The relevant sentencing guidelines don’t mention retroactivity as an “extraordinary and compelling” reason, either.
 
So Judge Jackson’s consideration of applying retroactivity to the First Step Act when it’s not explicitly provided is extremely concerning.
 
Judge Jackson’s interpretation was so extreme that she even got Senator Cotton to defend the First Step Act. I don’t think that’s what the White House had in mind when they said she was a consensus builder.
 
The other troubling part about this case is that Judge Jackson gave a different explanation of her reasoning in the sentencing hearing than she did before the committee.
 
She found that Mr. Young’s health and COVID were “extraordinary and compelling reasons” that warranted the reduction of his sentence. But the reasons have to justify the reduction. Reducing his sentence based on a current health condition and a pandemic but leaving him in prison for another seven years makes no sense. Here, it meant that Judge Jackson got to sentence the defendant to the sentence she’d wanted to all along.
 
The compromise that I brokered with Senator Durbin and many others wouldn’t have been possible if we thought that activist judges would insert their own views into the law. Decisions like this represent serious separation of powers concerns and will make bipartisan work harder to do.
 
Young is just one example of Judge Jackson’s lenient approach to criminal law and sentencing. She’s declined to apply a number of sentencing enhancements Congress put into the sentencing guidelines.
 
I’ve worked to reform sentencing for non-violent offenders, but Judge Jackson’s approach applies across most areas of criminal law.
 
Another case shows that Judge Jackson can apply her methodology to reach a result that goes against the plain meaning of a statute. That case is Make the Road New York v. McAleenan. It involved a question over the meaning of a statutory provision to commit a decision about when illegal immigrants are subject to expedited removal to Homeland Security’s “sole and unreviewable discretion.”
 
But Judge Jackson concluded she could still review the agency’s decision because this language didn’t mean the decision was “committed to agency discretion by law.”
 
By reaching that strange conclusion, she gave herself the power to oversee Homeland Security’s decisions about expedited removal.
 
I think there’s been bipartisan frustration with how little nominees say and how candid they are in hearings. But Judge Jackson wasn’t ready to answer a number of questions other nominees were willing to answer.
 
One senator asked Judge Jackson about the judicial philosophy for three sitting justices. She said she wasn’t familiar and hadn’t had time to research the issue. This is a question asked in almost every interview for interns and law clerks around the country.

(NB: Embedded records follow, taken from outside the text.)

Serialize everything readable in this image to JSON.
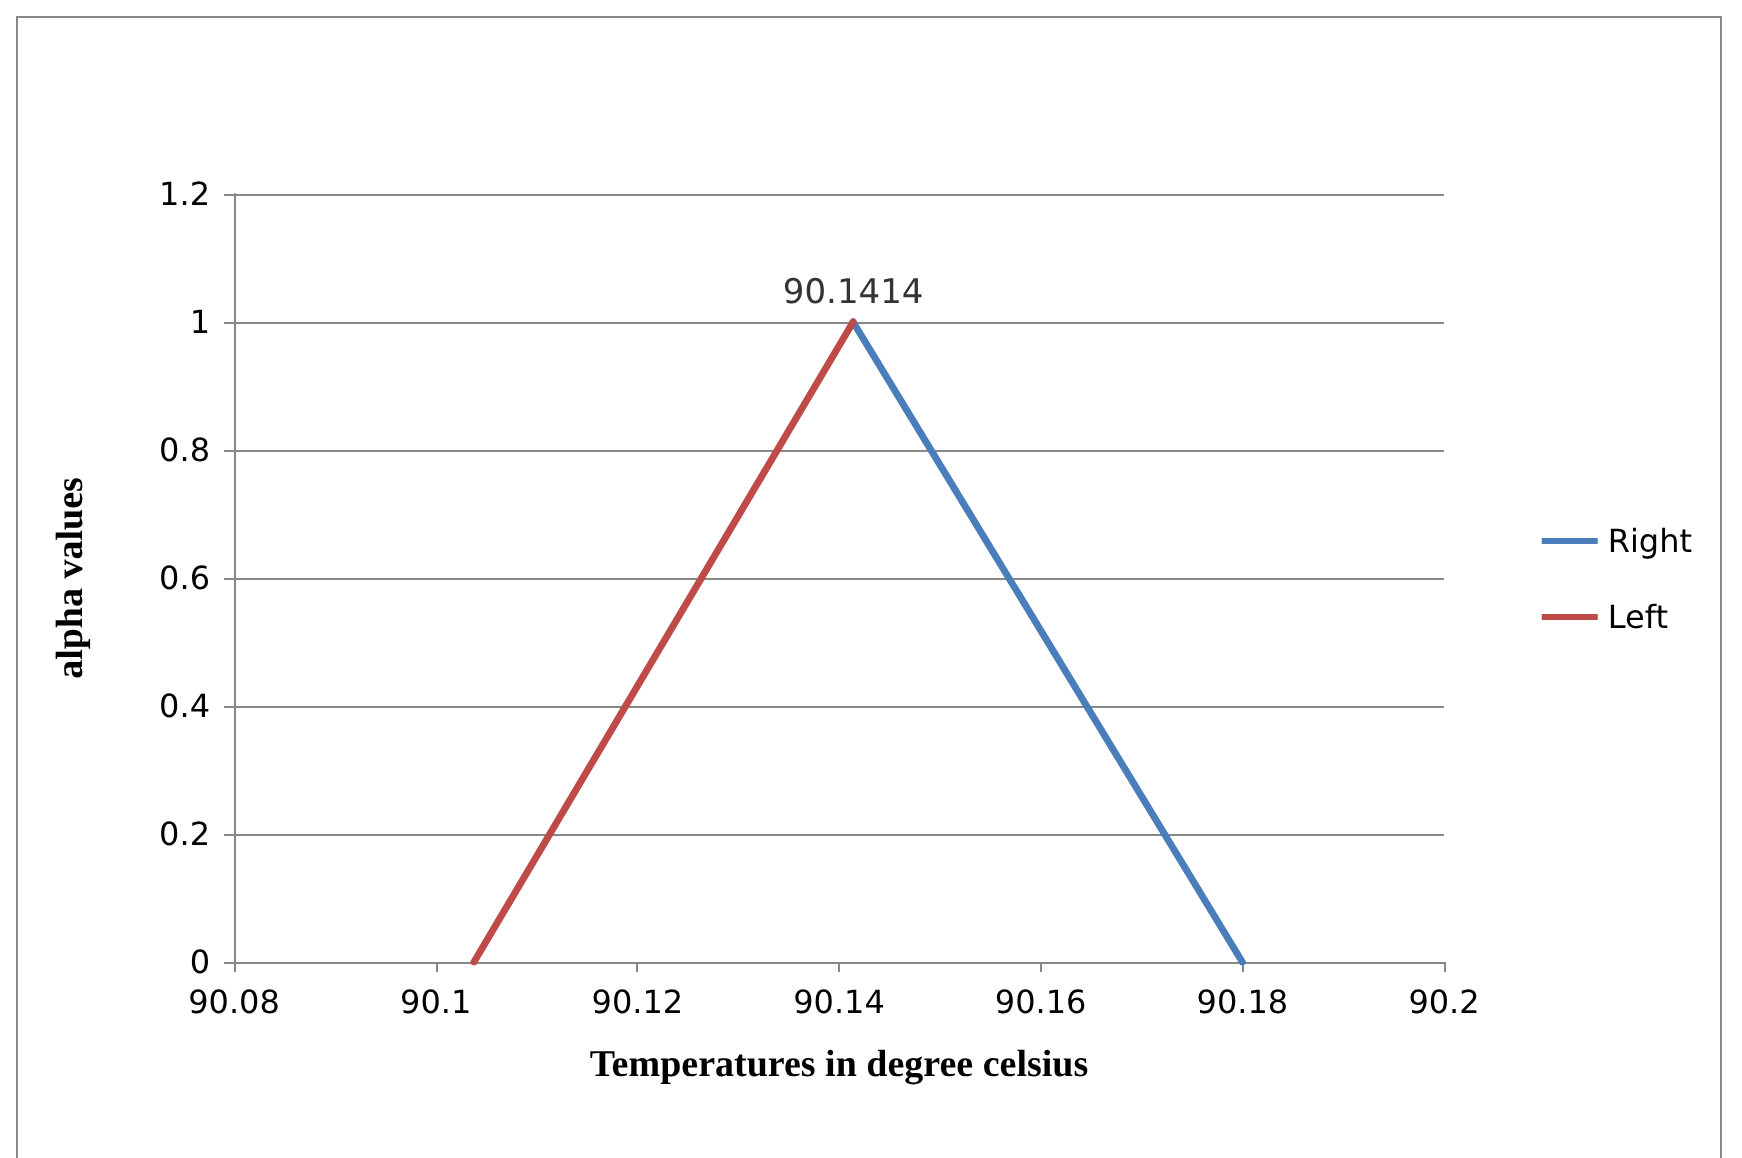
{
  "chart_data": {
    "type": "line",
    "xlabel": "Temperatures in degree celsius",
    "ylabel": "alpha values",
    "xlim": [
      90.08,
      90.2
    ],
    "xticks": [
      90.08,
      90.1,
      90.12,
      90.14,
      90.16,
      90.18,
      90.2
    ],
    "ylim": [
      0,
      1.2
    ],
    "yticks": [
      0,
      0.2,
      0.4,
      0.6,
      0.8,
      1,
      1.2
    ],
    "grid": "y",
    "legend": "right",
    "marker": "none",
    "line_style": "solid",
    "series": [
      {
        "name": "Right",
        "color": "#4a7ebb",
        "x": [
          90.1414,
          90.18
        ],
        "values": [
          1,
          0
        ]
      },
      {
        "name": "Left",
        "color": "#be4b48",
        "x": [
          90.1038,
          90.1414
        ],
        "values": [
          0,
          1
        ]
      }
    ],
    "annotations": [
      {
        "text": "90.1414",
        "x": 90.1414,
        "y": 1
      }
    ]
  }
}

We don’t expect a nominee to say that they will agree with a specific justice 100% of the time.
 
But it’s not asking too much that a nominee be able to explain the justices’ approaches to the law and where they might differ.
 
Judge Jackson also said she didn’t watch and wasn’t familiar with the Kavanaugh confirmation. That’s pretty surprising for a sitting federal judge who worked in the same courthouse as then-Judge Kavanaugh.
 
As a member of the committee, it’s hard to satisfy everyone. I’ve had calls to my office complaining about Senator Durbin saying good things about me. 
 
Or they argue that I didn’t say enough about how Democrats treated Kavanaugh and Barrett. And then I have Democrats who are saying I was too mean to the nominee.
 
Throughout this process, I’ve focused on thoroughly and fairly assessing Judge Jackson’s record. I think I’ve done that.
 
We need confidence that judges will interpret the laws as they are written. Judge Jackson’s re-interpretation of laws I’ve helped write does not give me that confidence.
 
Unfortunately, that means I can’t support her nomination.